Jean Mandrin avait eu de sa femme, Marie Sillans, trois autres enfants, des filles, Marie-Anne, Marie-Marthe, Marie-Louise. Marie-Anne décéda en son domicile à Lemps, en 1855, à l'âge de quatre-vingts ans. Dans l'acte mortuaire elle est qualifiée de veuve Chapot.

Ce furent les derniers Mandrin, vivant en France, car il a été dit plus haut que des descendants de Claude Mandrin vivent encore dans le Valais[12].

Mais à Saint-Étienne-de-Saint-Geoirs, la vieille maison reste debout. Jean Mandrin l'avait vendue en 1775, à un nommé Jacquemet, qui s'empara de l'emplacement des poêles et les fit clore. Dans la suite, la commune essaya de revendiquer ses droits ; ce qui produisit une suite de procès, racontée par M. Octave Chenavaz dans son étude très documentée : Notice historique sur la maison patrimoniale de Mandrin.

 

 

 



[1] Ducis, p. 13.

[2] L'intendant du ministre, 8 déc. 1756, Grenoble. Extrait de la correspondance de l'intendant du Dauphiné de 1747 à 1759. Bibliothèque du château de Terrebasse, Isère.
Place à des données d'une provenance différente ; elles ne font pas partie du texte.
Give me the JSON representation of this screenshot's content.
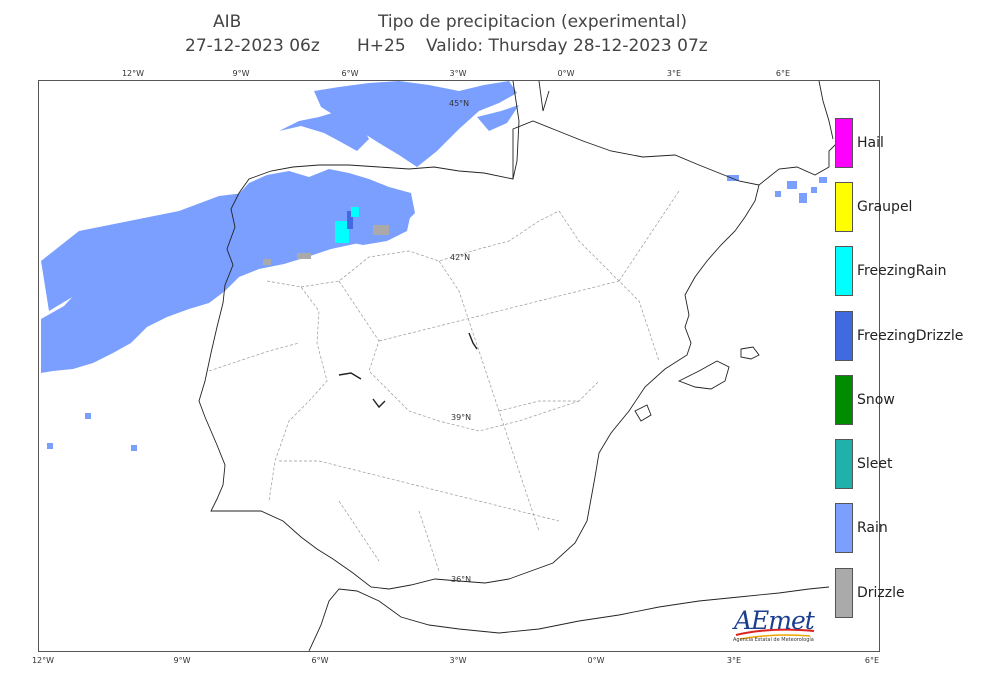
{
  "header": {
    "model": "AIB",
    "product": "Tipo de precipitacion (experimental)",
    "run": "27-12-2023  06z",
    "step": "H+25",
    "valid": "Valido: Thursday 28-12-2023  07z"
  },
  "axes": {
    "lon_top": [
      "12°W",
      "9°W",
      "6°W",
      "3°W",
      "0°W",
      "3°E",
      "6°E"
    ],
    "lon_bottom": [
      "12°W",
      "9°W",
      "6°W",
      "3°W",
      "0°W",
      "3°E",
      "6°E"
    ],
    "lat": [
      "45°N",
      "42°N",
      "39°N",
      "36°N"
    ]
  },
  "legend": [
    {
      "label": "Hail",
      "color": "#ff00ff"
    },
    {
      "label": "Graupel",
      "color": "#ffff00"
    },
    {
      "label": "FreezingRain",
      "color": "#00ffff"
    },
    {
      "label": "FreezingDrizzle",
      "color": "#4169e1"
    },
    {
      "label": "Snow",
      "color": "#008b00"
    },
    {
      "label": "Sleet",
      "color": "#20b2aa"
    },
    {
      "label": "Rain",
      "color": "#7b9fff"
    },
    {
      "label": "Drizzle",
      "color": "#aaaaaa"
    }
  ],
  "logo": {
    "name": "AEmet",
    "subtitle": "Agencia Estatal de Meteorología"
  }
}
[3] Procédure du 28 janvier 1756. Protocole de Me Veyron-Lacroix, notaire royal à Saint-Etienne-de-Saint-Geoirs, vol. 1770, f. 87. Etude de Me Veyron-Lacroix à Saint-Etienne-de-Saint-Geoirs.

[4] Protocole de Me François Buisson, notaire royal à Saint-Étienne-de-Saint-Geoirs, vol. 1765, f. 130 v°. Etude de M. Veyron-Lacroix à Saint-Étienne-de-Saint-Geoirs.

[5] Protocole de Me François Buisson, notaire royal à Saint-Étienne-de-Saint-Geoirs, volume 1765, f. 66 v°.

[6] Registre de catholicité de La Frette.

[7] Archives de l'Isère, rapports de police politique, 1816, pièce n° 42.

[8] 5 janvier 1816, Grenoble. Archives de l'Isère.

[9] Rapport du sous-préfet de Saint-Marcellin au préfet de l'Isère, 6 janv. 1816. Archives de l'Isère.

[10] Le maire de La Frette au sous-préfet de Saint-Marcellin, 23 janv. 1816. Archives de l'Isère, rapports de police politique.

[11] Le préfet de l'Isère au maire de La Frette. 10 avril 1816. Archives de l'Isère, rapports de police politique, 1816, n° 279.

[12] Louis Mandrin le contrebandier avait un oncle, nommé également Louis Mandrin et surnommé le Conseiller. Il a été question de lui plus haut. Celui-ci eut un fils qui se maria et s'établit à Voiron. Ce surnom Conseiller lui fut transmis et devint son nom unique après la condamnation de son cousin. Les descendants de ce Claude Mandrin vivent aujourd'hui encore à Voiron, ils portent le nom de Conseiller et seront sans doute surpris d'apprendre que leur véritable nom patronymique est Mandrin.